Logic Seminar

Collin BleakUniversity of St. Andrews
Amending Lehnert's Conjecture

Friday, November 19, 2021 - 2:45pm
Malott 206

For a finitely generated group $G$ with generating set $X$, we say the word problem for $G$ (with respect to $X$) is the language of words (in generators and inverses) which equate to the identity in $G$. The coword problem of $G$ is then the complementary language. In a celebrated result of the 1980's, Muller and Schupp used Dunwoody Accessibility to show that the class CF of groups with context free word problem is precisely the class of finitely generated virtually free groups. In 2005, Holt, Rees, Roever and Thomas introduce the class CoCF of groups with context-free coword problem as a natural generalisation of the class of CF groups.
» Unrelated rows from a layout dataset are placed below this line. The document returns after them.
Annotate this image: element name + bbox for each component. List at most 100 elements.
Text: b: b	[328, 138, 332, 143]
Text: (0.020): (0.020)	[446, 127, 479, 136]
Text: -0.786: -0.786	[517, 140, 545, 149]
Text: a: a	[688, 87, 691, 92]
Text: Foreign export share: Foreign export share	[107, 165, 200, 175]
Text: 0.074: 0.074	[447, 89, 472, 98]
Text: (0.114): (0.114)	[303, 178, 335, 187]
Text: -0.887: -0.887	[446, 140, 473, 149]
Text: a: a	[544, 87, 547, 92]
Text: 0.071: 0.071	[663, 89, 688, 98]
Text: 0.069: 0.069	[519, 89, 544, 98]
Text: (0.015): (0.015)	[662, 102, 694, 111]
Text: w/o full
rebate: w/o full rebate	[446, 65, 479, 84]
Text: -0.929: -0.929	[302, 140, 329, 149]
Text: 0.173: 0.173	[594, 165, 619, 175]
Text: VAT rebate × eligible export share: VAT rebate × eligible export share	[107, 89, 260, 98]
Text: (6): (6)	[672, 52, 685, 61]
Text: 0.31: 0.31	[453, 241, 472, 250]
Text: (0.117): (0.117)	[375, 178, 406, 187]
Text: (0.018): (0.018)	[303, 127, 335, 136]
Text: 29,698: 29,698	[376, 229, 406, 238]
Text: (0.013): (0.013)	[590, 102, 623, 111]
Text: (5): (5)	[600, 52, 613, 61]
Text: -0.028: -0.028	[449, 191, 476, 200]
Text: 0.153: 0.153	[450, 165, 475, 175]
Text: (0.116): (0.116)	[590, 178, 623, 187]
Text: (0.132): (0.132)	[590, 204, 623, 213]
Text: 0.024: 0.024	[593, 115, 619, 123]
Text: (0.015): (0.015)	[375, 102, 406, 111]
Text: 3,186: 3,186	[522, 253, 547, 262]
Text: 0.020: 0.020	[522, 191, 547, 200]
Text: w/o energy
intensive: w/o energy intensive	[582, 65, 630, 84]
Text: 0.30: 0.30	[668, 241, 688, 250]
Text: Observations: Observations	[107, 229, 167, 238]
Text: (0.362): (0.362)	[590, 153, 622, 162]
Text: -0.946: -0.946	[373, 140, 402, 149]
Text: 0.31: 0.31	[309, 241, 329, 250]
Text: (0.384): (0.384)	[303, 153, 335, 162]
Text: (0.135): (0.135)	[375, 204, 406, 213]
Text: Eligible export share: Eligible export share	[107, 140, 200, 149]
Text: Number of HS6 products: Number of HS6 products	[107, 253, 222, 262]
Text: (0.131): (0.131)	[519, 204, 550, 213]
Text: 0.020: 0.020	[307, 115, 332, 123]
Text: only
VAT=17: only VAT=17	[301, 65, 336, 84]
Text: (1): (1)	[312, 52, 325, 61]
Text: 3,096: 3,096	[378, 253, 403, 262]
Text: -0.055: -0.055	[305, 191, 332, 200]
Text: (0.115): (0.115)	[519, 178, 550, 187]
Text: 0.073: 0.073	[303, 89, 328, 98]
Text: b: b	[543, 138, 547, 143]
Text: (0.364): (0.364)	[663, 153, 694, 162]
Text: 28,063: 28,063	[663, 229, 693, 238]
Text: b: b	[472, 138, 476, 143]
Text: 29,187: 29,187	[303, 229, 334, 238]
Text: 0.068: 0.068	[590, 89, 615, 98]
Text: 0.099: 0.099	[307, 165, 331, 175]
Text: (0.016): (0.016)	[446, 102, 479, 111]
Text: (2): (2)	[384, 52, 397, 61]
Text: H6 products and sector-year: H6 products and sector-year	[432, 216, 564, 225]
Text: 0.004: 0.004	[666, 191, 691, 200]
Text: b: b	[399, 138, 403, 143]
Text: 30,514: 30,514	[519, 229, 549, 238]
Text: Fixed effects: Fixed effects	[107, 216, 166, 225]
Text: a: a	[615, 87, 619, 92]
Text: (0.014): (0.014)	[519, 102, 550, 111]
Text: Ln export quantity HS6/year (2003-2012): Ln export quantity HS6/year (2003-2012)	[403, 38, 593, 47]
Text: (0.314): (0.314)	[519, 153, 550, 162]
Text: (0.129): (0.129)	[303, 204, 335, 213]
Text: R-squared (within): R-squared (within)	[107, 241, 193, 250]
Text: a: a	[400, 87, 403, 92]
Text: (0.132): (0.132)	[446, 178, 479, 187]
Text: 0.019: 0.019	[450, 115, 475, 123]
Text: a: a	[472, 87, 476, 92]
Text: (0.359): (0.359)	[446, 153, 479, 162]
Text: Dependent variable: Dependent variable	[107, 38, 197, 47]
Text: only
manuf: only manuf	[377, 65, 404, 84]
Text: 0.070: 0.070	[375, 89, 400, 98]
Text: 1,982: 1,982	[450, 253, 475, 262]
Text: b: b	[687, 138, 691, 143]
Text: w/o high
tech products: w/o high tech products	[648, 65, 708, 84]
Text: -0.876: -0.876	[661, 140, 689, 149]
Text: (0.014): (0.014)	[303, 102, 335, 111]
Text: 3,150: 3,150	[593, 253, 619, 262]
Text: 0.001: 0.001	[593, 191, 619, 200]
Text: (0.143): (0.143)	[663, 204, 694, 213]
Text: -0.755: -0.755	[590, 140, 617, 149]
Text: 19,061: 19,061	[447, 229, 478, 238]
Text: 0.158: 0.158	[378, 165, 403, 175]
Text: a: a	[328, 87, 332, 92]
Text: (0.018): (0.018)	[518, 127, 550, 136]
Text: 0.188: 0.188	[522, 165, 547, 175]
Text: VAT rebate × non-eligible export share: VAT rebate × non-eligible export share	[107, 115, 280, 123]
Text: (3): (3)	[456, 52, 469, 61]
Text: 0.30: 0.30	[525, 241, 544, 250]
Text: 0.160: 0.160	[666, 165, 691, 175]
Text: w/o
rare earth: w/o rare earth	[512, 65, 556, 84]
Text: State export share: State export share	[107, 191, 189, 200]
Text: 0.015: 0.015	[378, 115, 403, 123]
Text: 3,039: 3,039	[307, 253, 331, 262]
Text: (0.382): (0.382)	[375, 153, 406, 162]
In that initial paper, it was expected that R. Thompson's group $V$ was not in the class CoCF. However, Lehnert and Schweitzer show in 2007 that a group $\mathrm{QAut}(T_{2,c})$ is a CoCF group, and thus $V$, a subgroup of $\mathrm{QAut}(T_{2,c})$, is also CoCF. Lehnert also conjectured that a group is in CoCF if and only if it is finitely generated and embeds in $\mathrm{QAut}(T_{2,c})$. In this talk, we give an embedding of $\mathrm{QAut}(T_{2,c})$ into $V$, so that Lehnert's conjecture becomes: a group in the class CoCF if and only if it embeds as a finitely generated subgroup of $V$. Joint with Francesco Matucci.